The article does mention this issue, and I wonder what the new / updated mortality rate is then based on this data.
I mean, you're tecnically correct in that the number is no longer accurate. But actually the change has been in the other direction. That link is talking about the CFR, not the IFR, and the CFR is up to 7% these days. (170k dead out of 2.5M confirmed cases).
No credible source that I saw ever suggested that the IFR was 3%, and that is not what any decisions were based on. Everyone knows that some cases will be missed. The early IFR estimates were all huge ranges like 0.1%-2%, precisely since there was so little information early on about how many cases were not being detected. (And it is surprising how little we've managed to narrow that range down).

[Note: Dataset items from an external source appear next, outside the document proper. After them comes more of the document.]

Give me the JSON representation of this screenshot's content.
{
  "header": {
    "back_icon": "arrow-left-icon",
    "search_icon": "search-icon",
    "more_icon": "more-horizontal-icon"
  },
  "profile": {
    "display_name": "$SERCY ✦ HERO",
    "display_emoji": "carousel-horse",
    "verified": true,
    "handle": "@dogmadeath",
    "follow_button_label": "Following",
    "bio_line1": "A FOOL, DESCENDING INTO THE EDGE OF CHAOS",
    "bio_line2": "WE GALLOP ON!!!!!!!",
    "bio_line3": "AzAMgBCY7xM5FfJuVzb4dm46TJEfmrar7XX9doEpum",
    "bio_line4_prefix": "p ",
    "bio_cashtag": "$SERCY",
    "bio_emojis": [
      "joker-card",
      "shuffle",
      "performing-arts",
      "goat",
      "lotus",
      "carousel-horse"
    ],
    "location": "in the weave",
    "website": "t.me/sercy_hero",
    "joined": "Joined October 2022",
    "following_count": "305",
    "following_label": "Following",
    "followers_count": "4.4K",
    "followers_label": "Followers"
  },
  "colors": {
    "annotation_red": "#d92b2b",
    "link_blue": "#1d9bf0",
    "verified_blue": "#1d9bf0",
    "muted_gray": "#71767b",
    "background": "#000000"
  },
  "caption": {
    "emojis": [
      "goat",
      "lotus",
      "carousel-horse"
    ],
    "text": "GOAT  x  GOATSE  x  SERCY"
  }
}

There are other claims in that WHO link that are obviously wrong in retrospect. E.g. the claim that Covid transmits less efficiently than the flu.
Population is supposed to be representative of LA county. Tests are from Premier Biotech with some preliminary data on false negative/ false positive rates shown. I suspect assumptions related to the test itself, rather than population, may be a bigger factor for any inaccuracies. There's also the question of whether antibody response implies immunity for SARS-COV2
Another interesting aspect of the result was 6% of men showed antibodies but only 2% of women tested.

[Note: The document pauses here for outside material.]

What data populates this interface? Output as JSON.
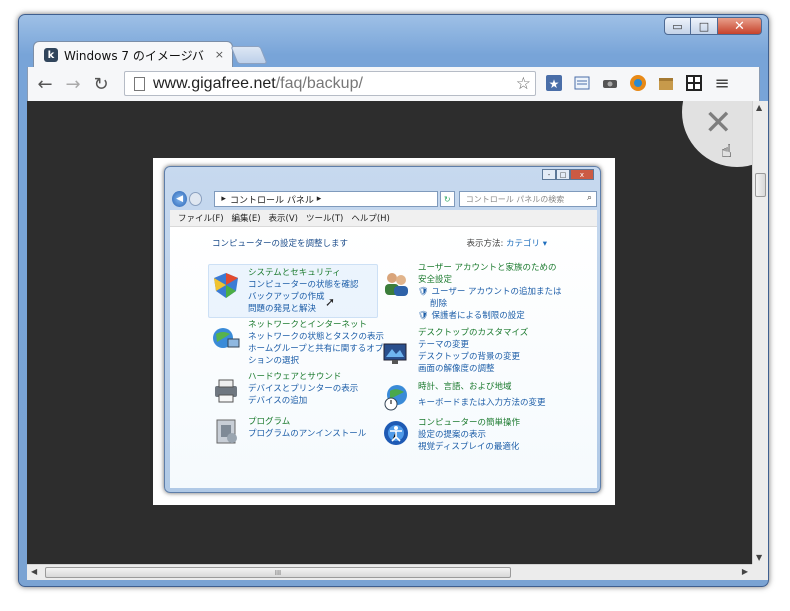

Also: --2.4% of people between the ages of 18 and 34 had antibodies to the coronavirus --5.6% of people between 35 and 54 had antibodies --4.3% of between 55 and older had antibodies
Edit: The key assumption that really, really needs to be triply checked here is the specificity of the test. They're assuming 99.5%, similar to the Stanford study I believe. If it's closer to 98% then prevalence estimate confidence intervals should include 0%, I believe. Also should be noted that the same PI on the Stanford study, Jay Bhattacharya, is also involved in this. Same criticisms likely apply here - more caution needed!
Second edit: On further reflection, I think these studies could do serious damage based on how the results are being announced by press-release - in this case, afaik there's no pre-print. In our current environment this isn't just science. Policy is being enacted and people may die because of poorly framing results. Everyone involved needs to take a step back and think through this carefully. Also - did anyone figure out why a hedge fund guy was an author on the Stanford pre-print? And why that same guy then published a Wall Street Journal op-ed about the study without identifying himself as a co-author? Shady stuff.